Para pembaca mungkin meng-Amini dan merasakan sendiri, apabila masa remaja adalah masa dimana interaksi komunikasi satu dengan yang lain intens terjadi, dan salah satu interaksi yang terjadi adalah dalam bentuk gojekan (canda bareng teman).
Dalam perjalanan saya mengarungi dunia remaja hampir tak terhitung berapa kali saya dan teman terlibat dalam gojekan. Gojek akan selalu hidup ketika kami sudah masuk ke dalam kelas. Ya, karena ruangan kelaslah yang mampu menampung berbagai karakter bocah menjadi satu. Gojek akan semakin seru apabila kelas kosong tanpa pelajaran atau tanpa adanya guru. Di saat seperti inilah gojek di antara kami semakin semarak terjadi. Dari gojek bertema kecroh-kecrohan satu sama lain hingga pacok-pacok’an bernada paksaan terjadi di antara kami. Itulah seklumit gambaran mengenai beberapa gojekan pada masa remaja yang pernah saya lalui.
Dalam gojek biasanya akan muncul kata-kata yang menjadi trademark, semboyan atau jargon dari masing-masing pelaku tawa. Kata-kata tersebut biasa muncul secara spontan. Kata tersebut bisa berupa tebak-tebakan lucu berakhir wagu, Jargon narsis, Kata-kata sumbang bernada ejekan, baik ejekan fisik maupun psikis.

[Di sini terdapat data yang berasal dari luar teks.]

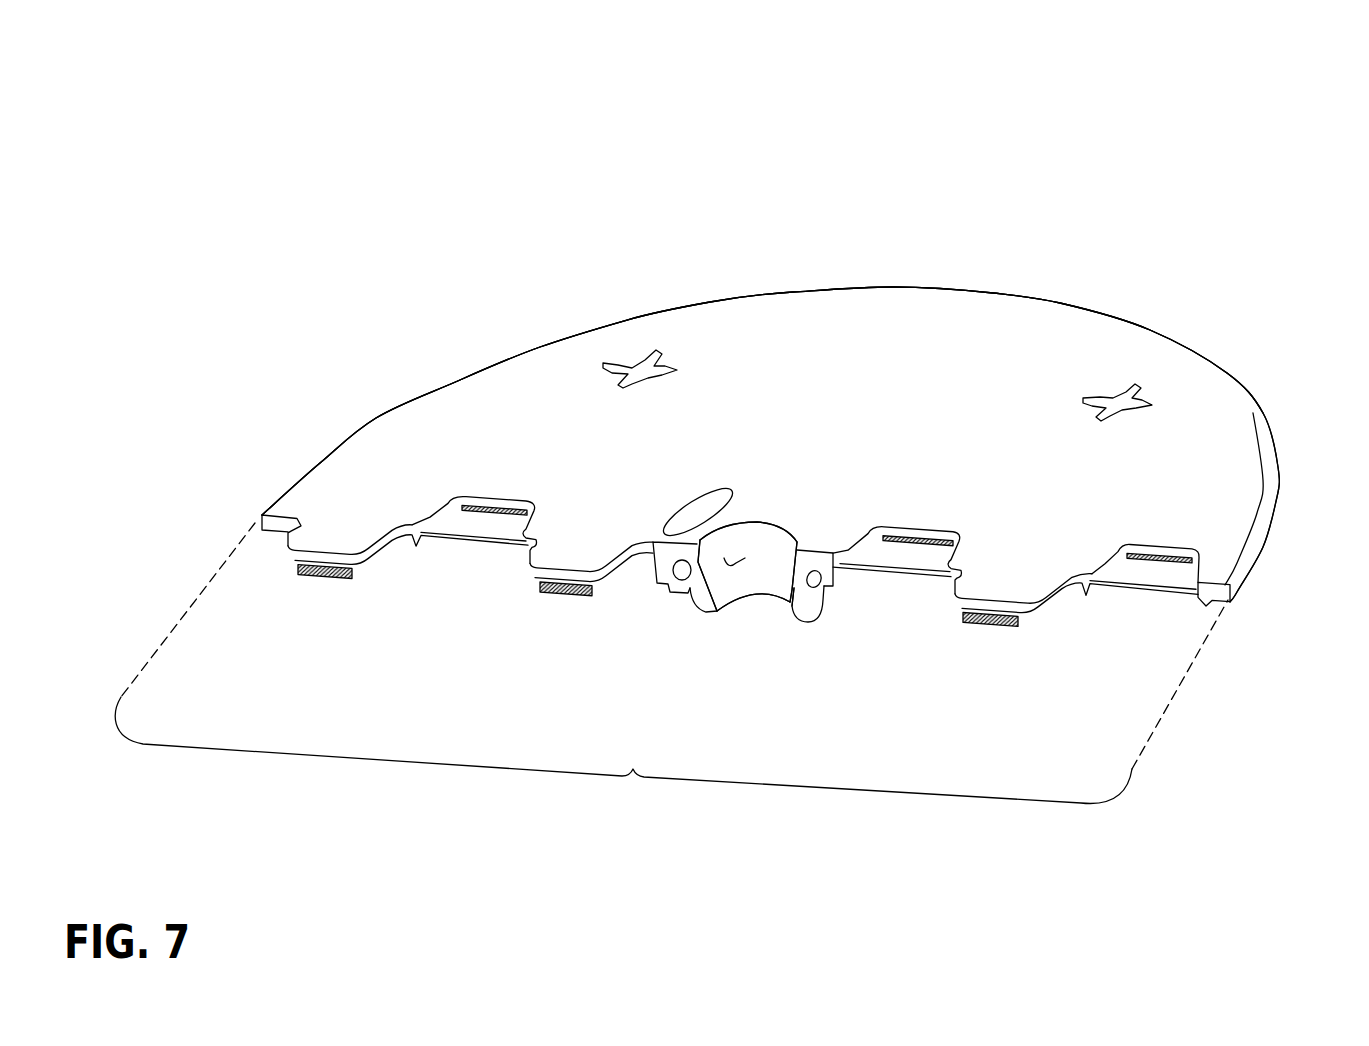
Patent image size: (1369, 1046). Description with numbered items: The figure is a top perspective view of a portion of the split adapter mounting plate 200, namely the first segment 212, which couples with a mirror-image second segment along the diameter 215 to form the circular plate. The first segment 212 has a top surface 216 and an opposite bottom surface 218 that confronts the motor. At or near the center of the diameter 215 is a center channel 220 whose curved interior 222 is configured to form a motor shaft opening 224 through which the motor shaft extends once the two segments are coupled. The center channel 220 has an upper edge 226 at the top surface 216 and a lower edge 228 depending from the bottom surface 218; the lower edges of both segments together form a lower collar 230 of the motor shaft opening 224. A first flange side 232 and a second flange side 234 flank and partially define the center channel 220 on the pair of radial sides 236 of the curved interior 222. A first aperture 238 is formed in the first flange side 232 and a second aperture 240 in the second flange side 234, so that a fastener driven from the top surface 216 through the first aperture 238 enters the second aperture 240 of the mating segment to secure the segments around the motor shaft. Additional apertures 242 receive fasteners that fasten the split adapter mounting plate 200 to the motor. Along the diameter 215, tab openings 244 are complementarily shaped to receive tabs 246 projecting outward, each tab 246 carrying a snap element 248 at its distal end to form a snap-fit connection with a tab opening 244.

Dan bakhan ada beberapa dari kami yang sengaja menyiapkan materi/kata-kata gojekan dari rumah masing-masing. Niat sekali memang .
Saya sebagai salah satu peserta gojek kala itu tak ketinggalan ikut memeriahkan gojek kelas dengan beberapa jargon andalan saya. Meskipun harus saya akui bahwa jargon atau pun kata lucu dari saya masih sangat kurang kadar kelucuannya, bahkan di beberapa kesempatan menyebabkan kegaringan maha dahsyat di luar prediksi saya. Saking dahsyatnya kegaringan dari saya ini, tak pelak menyebabkan pohon dan tanaman disekitar menjadi layu, tanah mengering serta daun-daun jatuh berguguran.

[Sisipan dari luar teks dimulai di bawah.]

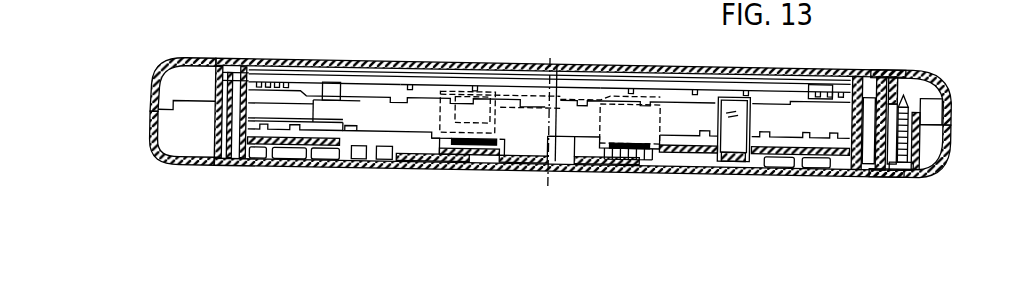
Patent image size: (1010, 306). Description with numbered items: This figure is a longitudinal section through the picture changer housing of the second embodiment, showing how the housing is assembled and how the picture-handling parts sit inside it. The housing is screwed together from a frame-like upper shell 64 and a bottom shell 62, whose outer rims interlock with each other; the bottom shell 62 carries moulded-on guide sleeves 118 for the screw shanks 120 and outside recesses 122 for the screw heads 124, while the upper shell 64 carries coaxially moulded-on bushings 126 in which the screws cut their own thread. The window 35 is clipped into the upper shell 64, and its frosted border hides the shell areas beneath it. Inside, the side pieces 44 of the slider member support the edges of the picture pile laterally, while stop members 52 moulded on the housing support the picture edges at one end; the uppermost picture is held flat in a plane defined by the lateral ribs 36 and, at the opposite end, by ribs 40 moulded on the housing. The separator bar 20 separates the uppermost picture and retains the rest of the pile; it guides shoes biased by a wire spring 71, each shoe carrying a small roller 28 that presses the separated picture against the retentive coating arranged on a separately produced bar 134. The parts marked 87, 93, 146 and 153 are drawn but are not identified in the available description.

The separator bar 20 is at (422, 93).
The roller 28 is at (662, 123).
The window 35 is at (485, 63).
The lateral ribs 36 is at (277, 79).
The ribs 40 is at (628, 81).
The side pieces 44 is at (246, 117).
The stop members 52 is at (322, 85).
The bottom shell 62 is at (185, 163).
The upper shell 64 is at (187, 62).
The wire spring 71 is at (572, 84).
The base plate 87 is at (503, 152).
The mounting plate 93 is at (523, 81).
The guide sleeves 118 is at (935, 124).
The screw shanks 120 is at (932, 160).
The recesses 122 is at (905, 166).
The screw heads 124 is at (908, 160).
The bushings 126 is at (918, 85).
The bar 134 is at (443, 148).
The connector module 146 is at (575, 159).
The bracket 153 is at (560, 169).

Salah satu jargon saya ketika gojek dengan teman adalah “Aku iki anak ngganteng dewe lho neng ngomahku”. Maklum saja, saya adalah anak laki satu-satunya di rumah pada saat itu, sedangkan adik saya adalah seorang cewek. Ya, memanfaatkan status anak laki satu-satunya dirumah kala itu, Saya mencoba mengibarkan Jargon “anak terganteng di rumah” ke dalam beberapa situasi gojek. Memang Kedengarannya narsis sih, tapi itu lah yang terjadi ketika itu. Tidak ada motivasi narsis dalam diri saya. Jargon semacam itu hanya saya maksudkan untuk lucu-lucuan saja, meskipun sebenarnya tidak lucu juga,.hehehehe.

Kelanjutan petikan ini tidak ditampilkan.